Fibrinolysis shutdown phenotype masks changes in rodent coagulation in tissue injury versus hemorrhagic shock

Abstract

Introduction: Systemic hyperfibrinolysis (accelerated clot degradation) and fibrinolysis shutdown (impaired clot degradation) are associated with increased mortality compared with physiologic fibrinolysis after trauma. Animal models have not reproduced these changes. We hypothesize rodents have a shutdown phenotype that require an exogenous profibrinolytic to differentiate mechanisms that promote or inhibit fibrinolysis.

Methods: Fibrinolysis resistance was assessed by thrombelastography (TEG) using exogenous tissue plasminogen activator (tPA) titrations in whole blood. There were 3 experimental groups: (1) tissue injury (laparotomy/bowel crush), (2) shock (hemorrhage to mean arterial pressure of 20 mmHg), and (3) control (arterial cannulation and tracheostomy). Baseline and 30-minute postintervention blood samples were collected, and assayed with TEG challenged with taurocholic acid (TUCA).

Results: Rats were resistant to exogenous tPA; the percent clot remaining 30 minutes after maximum amplitude (CL30) at 150 ng/mL (P = .511) and 300 ng/mL (P = .931) was similar to baseline, whereas 600 ng/mL (P = .046) provoked fibrinolysis. Using the TUCA challenge, the percent change in CL30 from baseline was increased in tissue injury compared with control (P = .048.), whereas CL30 decreased in shock versus control (P = .048). tPA increased in the shock group compared with tissue injury (P = .009) and control (P = .012).

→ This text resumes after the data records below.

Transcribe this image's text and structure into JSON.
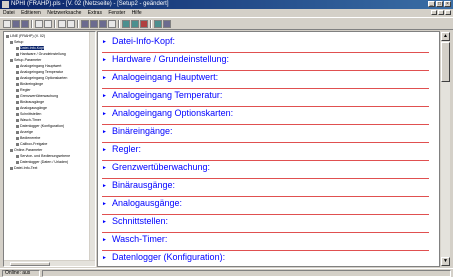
{
  "window": {
    "title": "NPHI (FRAHP).pls - [V. 02 (Netzseite) - [Setup2 - geändert]",
    "menu": [
      "Datei",
      "Editieren",
      "Netzwerksache",
      "Extras",
      "Fenster",
      "Hilfe"
    ]
  },
  "tree": {
    "nodes": [
      {
        "label": "LINE (FRAHP) (V. 02)",
        "depth": 0,
        "selected": false
      },
      {
        "label": "Setup",
        "depth": 1,
        "selected": false
      },
      {
        "label": "Datei-Info-Kopf",
        "depth": 2,
        "selected": true
      },
      {
        "label": "Hardware / Grundeinstellung",
        "depth": 2,
        "selected": false
      },
      {
        "label": "Setup-Parameter",
        "depth": 1,
        "selected": false
      },
      {
        "label": "Analogeingang Hauptwert",
        "depth": 2,
        "selected": false
      },
      {
        "label": "Analogeingang Temperatur",
        "depth": 2,
        "selected": false
      },
      {
        "label": "Analogeingang Optionskarten",
        "depth": 2,
        "selected": false
      },
      {
        "label": "Binäreingänge",
        "depth": 2,
        "selected": false
      },
      {
        "label": "Regler",
        "depth": 2,
        "selected": false
      },
      {
        "label": "Grenzwertüberwachung",
        "depth": 2,
        "selected": false
      },
      {
        "label": "Binärausgänge",
        "depth": 2,
        "selected": false
      },
      {
        "label": "Analogausgänge",
        "depth": 2,
        "selected": false
      },
      {
        "label": "Schnittstellen",
        "depth": 2,
        "selected": false
      },
      {
        "label": "Wasch-Timer",
        "depth": 2,
        "selected": false
      },
      {
        "label": "Datenlogger (Konfiguration)",
        "depth": 2,
        "selected": false
      },
      {
        "label": "Anzeige",
        "depth": 2,
        "selected": false
      },
      {
        "label": "Bedienerebe",
        "depth": 2,
        "selected": false
      },
      {
        "label": "Callbox-Freigabe",
        "depth": 2,
        "selected": false
      },
      {
        "label": "Online-Parameter",
        "depth": 1,
        "selected": false
      },
      {
        "label": "Service- und Bedienungsebene",
        "depth": 2,
        "selected": false
      },
      {
        "label": "Datenlogger (Daten / Urladen)",
        "depth": 2,
        "selected": false
      },
      {
        "label": "Datei-Info-Text",
        "depth": 1,
        "selected": false
      }
    ]
  },
  "sections": [
    "Datei-Info-Kopf:",
    "Hardware / Grundeinstellung:",
    "Analogeingang Hauptwert:",
    "Analogeingang Temperatur:",
    "Analogeingang Optionskarten:",
    "Binäreingänge:",
    "Regler:",
    "Grenzwertüberwachung:",
    "Binärausgänge:",
    "Analogausgänge:",
    "Schnittstellen:",
    "Wasch-Timer:",
    "Datenlogger (Konfiguration):"
  ],
  "status": {
    "left": "Online: aus",
    "right": ""
  },
  "colors": {
    "section_text": "#0000ff",
    "section_rule": "#e05050",
    "title_bar": "#0a246a"
  }
}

Conclusion: Rats have an innate fibrinolysis shutdown phenotype. The TEG TUCA challenge is capable of differentiating changes in clot stability with rats undergoing different procedures. Tissue injury inhibits fibrinolysis, whereas shock promotes tPA-mediated fibrinolysis.

Figure 1. Physiologic Response to Interventions

Error bars =95% confidence intervals Y axis represents the mean arterial pressure in mmHg. X axis represents time points at which blood pressure was measured. Animals in all experimental arms experienced a decrease in blood pressure after first blood samples. Those animals not in the hemorrhagic shock recovered from this transient blood loss over the following 30 minutes of observation.

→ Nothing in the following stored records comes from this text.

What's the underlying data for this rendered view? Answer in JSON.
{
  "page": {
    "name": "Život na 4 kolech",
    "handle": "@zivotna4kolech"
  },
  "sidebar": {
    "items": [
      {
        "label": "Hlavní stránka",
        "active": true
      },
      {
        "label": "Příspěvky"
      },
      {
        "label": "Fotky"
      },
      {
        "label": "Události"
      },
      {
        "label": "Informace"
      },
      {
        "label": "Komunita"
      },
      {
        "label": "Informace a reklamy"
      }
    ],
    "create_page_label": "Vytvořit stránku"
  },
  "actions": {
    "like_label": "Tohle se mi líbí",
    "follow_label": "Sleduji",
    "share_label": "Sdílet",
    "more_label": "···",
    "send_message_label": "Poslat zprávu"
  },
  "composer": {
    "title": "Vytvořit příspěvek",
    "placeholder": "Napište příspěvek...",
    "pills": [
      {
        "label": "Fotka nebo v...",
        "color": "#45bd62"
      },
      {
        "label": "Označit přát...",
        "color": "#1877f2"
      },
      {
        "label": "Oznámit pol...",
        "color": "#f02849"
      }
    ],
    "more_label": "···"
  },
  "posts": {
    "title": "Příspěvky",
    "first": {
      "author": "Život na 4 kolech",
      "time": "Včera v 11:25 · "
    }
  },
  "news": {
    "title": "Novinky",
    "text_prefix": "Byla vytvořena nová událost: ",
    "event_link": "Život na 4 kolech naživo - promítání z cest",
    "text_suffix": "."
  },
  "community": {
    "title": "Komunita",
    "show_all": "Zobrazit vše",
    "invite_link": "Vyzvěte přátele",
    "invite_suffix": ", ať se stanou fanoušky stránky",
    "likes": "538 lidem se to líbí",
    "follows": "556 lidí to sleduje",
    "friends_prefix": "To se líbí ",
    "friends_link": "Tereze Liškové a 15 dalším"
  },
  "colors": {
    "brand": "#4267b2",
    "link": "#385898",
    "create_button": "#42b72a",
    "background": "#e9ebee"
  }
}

Figure 2. Rodent Whole Blood is Resistant to TPA Mediated Fibrinolysis

*= P<0.05 compared to whole blood Y axis represents the CL30 (percent of remaining clot strength 30 minutes after reaching maximum amplitude). On the X axis represents increasing concentrations of tissue plasminogen activator to exogenously mixed to non shocked rat whole blood.

Figure 3. Native TEG does not Discriminate Tissue Injury from Shock

The Y axis represents the percent change in CL30 from baseline to post procedure. The X axis represents different experimental arms. The control group by the end of the experiment had stage II shock and mild tissue injury, the shock group by the end of the experiment had stage IV shock and mild tissue injury, and the tissue injury group had major tissue injury and stage II shock.

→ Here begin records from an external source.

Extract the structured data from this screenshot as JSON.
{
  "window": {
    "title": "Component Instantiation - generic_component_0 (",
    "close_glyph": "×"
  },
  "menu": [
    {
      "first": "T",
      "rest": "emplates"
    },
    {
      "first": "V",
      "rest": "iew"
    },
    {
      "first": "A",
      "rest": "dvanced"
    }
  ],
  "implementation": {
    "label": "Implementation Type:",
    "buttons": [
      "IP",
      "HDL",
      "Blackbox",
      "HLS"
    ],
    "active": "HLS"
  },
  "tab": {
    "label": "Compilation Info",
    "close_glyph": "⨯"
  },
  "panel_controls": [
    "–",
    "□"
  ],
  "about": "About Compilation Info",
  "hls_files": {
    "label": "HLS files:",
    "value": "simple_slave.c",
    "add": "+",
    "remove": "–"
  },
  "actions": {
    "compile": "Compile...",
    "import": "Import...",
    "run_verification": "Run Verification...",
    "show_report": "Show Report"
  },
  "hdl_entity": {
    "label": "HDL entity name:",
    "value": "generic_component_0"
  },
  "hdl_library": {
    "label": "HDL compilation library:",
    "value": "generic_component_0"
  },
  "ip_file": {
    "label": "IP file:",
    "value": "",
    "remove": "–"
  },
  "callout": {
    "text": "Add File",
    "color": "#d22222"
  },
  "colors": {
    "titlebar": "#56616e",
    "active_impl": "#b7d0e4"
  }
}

Figure 4. TUCA Challenge TEG Discriminates Tissue Injury from Shock

*=P<0.05 compared to control **=P<0.05 compared to shock The Y axis represents the percent change in CL30 from baseline to post procedure. The X axis represents different experimental arms. The control group by the end of the experiment had stage II shock and mild tissue injury, the shock group by the end of the experiment had stage IV shock and mild tissue injury, and the tissue injury group had major tissue injury and stage II shock.

Figure 5. tPA Levels Increase After Shock not Tissue Injury

*=P<0.05 compared to control **=P<0.05 compared to shock The Y axis represents the percent change in tissue plasminogen activator from baseline to post procedure. The X axis represents different experimental arms. The control group by the end of the experiment had stage II shock and mild tissue injury, the shock group by the end of the experiment had stage IV shock and mild tissue injury, and the tissue injury group had major tissue injury and stage II shock.